É fato. Para qualquer um refletir, e não apenas inglês ver.
[Ana, a Constituição de 88 criou um monstro. Quem o disse não
foi Lula ou ninguém do governo. Foi Sepúlveda Pertence, referindo-se ao
Ministério Público. Ele se tornou corporativo e vulnerável ao
surgimento de núcleos conspiradores. O ódio à política dentro do
Ministério Público, por sua vez, nasce do patrimonialismo e
autoritarismo históricos de nosso país. Endeusar o Ministério Público ou
o Judiciário não me parece democrático. A imprensa não deveria ser
crítica? Não deveria veicular críticas e visões plurais sobre todas as
instituições? Por que esse chapa branquismo súbito em relação ao
Ministério Público? Estamos sim diante de um golpe, apoiado pelo mesmo
jornal no qual você escreve. A verdade é dura, Ana, a Globo apoiou a
ditadura. E ainda apoia. ]
Ana Maria Machado é escritora [Eu também sou escritor, e blogueiro.]

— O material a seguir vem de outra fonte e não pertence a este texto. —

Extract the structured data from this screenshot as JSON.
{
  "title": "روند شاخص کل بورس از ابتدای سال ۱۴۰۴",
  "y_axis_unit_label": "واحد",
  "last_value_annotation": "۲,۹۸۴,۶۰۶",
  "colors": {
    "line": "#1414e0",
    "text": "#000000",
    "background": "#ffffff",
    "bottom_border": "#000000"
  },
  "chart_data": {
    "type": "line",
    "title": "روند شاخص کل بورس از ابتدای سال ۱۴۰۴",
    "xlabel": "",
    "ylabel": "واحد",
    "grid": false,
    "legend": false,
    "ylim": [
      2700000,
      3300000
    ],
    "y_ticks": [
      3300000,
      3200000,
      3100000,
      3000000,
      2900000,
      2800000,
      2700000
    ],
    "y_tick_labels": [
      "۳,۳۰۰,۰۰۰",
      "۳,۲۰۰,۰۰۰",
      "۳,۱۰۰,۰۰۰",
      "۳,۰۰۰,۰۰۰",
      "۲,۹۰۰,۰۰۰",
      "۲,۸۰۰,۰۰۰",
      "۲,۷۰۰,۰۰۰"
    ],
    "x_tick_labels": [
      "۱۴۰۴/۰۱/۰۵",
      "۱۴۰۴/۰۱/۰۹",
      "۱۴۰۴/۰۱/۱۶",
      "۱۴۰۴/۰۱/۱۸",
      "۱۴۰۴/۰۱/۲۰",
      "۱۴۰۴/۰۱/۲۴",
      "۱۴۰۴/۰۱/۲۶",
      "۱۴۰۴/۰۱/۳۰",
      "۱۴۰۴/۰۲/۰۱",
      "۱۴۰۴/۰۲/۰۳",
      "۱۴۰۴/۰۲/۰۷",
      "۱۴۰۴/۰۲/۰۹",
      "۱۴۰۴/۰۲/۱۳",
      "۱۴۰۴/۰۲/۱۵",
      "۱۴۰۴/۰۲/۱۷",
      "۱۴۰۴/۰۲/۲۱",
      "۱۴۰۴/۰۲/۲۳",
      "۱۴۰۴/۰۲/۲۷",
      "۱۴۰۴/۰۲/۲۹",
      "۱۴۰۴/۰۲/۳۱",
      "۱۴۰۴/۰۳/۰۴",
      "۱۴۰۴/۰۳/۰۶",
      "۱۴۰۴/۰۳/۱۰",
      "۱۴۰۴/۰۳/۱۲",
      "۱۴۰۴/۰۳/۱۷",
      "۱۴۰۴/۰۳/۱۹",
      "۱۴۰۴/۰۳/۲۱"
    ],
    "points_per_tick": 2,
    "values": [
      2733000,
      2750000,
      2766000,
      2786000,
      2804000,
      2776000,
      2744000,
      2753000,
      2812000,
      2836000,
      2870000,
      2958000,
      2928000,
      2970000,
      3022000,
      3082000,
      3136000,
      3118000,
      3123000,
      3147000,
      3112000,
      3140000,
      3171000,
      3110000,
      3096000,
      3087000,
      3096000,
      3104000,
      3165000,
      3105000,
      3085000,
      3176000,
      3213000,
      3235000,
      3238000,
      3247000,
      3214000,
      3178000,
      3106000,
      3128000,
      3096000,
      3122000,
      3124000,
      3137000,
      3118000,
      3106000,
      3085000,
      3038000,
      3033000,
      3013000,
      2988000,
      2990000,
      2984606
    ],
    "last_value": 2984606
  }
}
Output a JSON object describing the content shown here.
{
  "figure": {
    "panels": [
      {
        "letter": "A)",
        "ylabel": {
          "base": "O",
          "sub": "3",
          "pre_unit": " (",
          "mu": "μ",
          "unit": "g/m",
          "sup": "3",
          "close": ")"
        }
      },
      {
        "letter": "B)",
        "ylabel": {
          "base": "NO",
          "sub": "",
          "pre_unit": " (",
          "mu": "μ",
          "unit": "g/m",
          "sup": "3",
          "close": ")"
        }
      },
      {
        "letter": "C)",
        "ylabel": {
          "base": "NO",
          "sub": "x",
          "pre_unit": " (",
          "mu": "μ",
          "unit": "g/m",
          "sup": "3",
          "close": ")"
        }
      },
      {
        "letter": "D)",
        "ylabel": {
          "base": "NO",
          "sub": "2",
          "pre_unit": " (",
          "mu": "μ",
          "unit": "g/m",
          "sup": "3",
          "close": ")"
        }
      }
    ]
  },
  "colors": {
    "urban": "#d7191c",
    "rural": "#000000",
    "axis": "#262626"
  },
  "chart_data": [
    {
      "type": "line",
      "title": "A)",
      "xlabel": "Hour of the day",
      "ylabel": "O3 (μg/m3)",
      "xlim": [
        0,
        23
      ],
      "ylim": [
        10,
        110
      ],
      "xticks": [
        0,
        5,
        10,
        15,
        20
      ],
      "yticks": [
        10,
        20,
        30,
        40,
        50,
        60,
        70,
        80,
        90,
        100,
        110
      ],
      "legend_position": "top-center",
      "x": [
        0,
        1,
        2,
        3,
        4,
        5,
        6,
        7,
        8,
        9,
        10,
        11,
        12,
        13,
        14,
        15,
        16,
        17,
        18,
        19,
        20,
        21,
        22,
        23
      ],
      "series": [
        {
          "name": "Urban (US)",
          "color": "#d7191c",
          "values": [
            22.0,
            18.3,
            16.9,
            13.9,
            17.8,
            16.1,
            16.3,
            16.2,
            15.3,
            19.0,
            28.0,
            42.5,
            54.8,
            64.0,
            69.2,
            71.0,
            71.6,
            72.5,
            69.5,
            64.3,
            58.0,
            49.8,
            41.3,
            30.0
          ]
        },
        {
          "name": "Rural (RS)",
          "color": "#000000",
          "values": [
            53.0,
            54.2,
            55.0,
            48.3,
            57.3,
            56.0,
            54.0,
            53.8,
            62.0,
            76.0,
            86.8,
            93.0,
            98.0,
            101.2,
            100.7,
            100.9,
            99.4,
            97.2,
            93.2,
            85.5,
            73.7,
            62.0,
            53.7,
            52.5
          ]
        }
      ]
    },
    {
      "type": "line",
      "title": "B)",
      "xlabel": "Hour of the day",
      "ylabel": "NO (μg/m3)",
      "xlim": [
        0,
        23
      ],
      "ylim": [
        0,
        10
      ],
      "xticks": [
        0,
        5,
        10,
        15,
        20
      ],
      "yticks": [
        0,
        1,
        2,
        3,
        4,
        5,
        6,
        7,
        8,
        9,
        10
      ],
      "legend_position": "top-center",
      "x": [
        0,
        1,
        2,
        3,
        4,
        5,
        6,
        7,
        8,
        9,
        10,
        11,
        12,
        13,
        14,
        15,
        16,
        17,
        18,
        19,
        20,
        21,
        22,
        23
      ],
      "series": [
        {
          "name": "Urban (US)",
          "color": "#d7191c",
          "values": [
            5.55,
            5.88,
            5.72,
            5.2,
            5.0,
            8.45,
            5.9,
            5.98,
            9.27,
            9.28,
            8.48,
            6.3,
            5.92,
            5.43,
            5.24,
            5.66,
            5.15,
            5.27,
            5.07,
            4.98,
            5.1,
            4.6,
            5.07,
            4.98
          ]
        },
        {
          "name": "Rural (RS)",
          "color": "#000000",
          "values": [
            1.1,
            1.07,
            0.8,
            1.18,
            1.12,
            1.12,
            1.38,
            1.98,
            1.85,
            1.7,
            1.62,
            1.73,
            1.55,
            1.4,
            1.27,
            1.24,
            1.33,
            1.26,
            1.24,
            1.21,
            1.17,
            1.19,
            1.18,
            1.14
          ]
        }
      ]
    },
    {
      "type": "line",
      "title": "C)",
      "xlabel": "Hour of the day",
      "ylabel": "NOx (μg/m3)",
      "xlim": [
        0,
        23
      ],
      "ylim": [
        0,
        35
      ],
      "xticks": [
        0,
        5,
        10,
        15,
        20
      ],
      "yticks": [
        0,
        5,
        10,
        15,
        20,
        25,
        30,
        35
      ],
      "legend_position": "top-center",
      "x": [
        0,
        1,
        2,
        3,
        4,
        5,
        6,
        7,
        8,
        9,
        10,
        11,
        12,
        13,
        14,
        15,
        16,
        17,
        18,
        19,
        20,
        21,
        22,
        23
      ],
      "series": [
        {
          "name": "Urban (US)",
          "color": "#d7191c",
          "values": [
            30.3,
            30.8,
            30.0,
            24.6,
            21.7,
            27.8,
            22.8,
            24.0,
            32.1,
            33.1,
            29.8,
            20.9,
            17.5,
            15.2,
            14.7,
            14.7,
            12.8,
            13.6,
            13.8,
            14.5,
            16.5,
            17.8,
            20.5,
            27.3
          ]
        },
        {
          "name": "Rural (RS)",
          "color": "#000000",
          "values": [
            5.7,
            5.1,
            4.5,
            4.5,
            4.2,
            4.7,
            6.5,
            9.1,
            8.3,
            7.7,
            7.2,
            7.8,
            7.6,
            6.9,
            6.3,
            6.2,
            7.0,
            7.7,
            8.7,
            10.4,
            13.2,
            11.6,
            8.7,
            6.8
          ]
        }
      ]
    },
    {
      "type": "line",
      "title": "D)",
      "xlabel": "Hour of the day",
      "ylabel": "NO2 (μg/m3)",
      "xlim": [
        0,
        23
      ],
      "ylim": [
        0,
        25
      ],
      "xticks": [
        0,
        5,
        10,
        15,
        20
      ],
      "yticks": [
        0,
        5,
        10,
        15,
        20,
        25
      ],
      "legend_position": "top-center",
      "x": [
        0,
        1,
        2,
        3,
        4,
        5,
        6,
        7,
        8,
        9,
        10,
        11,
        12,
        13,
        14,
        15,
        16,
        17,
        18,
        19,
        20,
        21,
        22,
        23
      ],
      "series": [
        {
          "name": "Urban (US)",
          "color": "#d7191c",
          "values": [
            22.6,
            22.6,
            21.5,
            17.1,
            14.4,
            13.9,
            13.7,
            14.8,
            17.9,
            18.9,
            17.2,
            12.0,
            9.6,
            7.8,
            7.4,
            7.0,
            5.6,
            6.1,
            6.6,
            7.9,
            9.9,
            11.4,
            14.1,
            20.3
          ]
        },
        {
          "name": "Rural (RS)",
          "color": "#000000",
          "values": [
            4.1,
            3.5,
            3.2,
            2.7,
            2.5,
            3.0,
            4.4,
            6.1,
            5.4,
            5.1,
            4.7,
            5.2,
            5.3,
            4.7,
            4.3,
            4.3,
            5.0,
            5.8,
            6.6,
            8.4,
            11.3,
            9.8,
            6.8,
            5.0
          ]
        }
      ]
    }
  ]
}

Grande mídia começa a perceber que o golpe já foi desmascarado.
A Lava Jato é uma operação ilegal, golpista, marcada desde a sua origem por vários tipo de abuso, tortura, arbítrios e crimes.
Sérgio Moro e procuradores deveriam estar presos pelo prejuízo de
centenas de bilhões que causaram ao país ao transformarem o necessário
combate à corrupção numa pantomina golpista, que destruiu ou quase
destruiu grandes empresas nacionais.
Quem pagará pelos milhões de postos de trabalho destruídos por tamanha irresponsabilidade!
Quem pagará pelo risco de colapso financeiro que ainda incide sobre o
país, após a Lava Jato desestruturar a espinha dorsal econômica
brasileira?
Leiam essa matéria do UOL, que mostra que setores da mídia estão
tentando pular fora do barco, para minimizarem o papel bandido que
desempenharam esse tempo todo, ao chancelarem essa palhaçada.
Não, não poderão repetir o que fizeram nos anos 60, quando, depois de apoiarem o golpe, fingiram ser contra ele.
A mídia foi cúmplice, ainda é cúmplice, de uma operação que ameaçou e ameaça o Estado Democrático de Direito.
A Globo, mais que qualquer outro agente político, é o principal
responsável pelos crimes denunciados na reportagem abaixo, porque uma
concessão pública jamais deveria usar seu espaço para chancelar uma
tentativa de subversão da ordem democrática.
Houve formação de quadrilha entre procuradores da Lava Jato, Sergio Moro e Globo.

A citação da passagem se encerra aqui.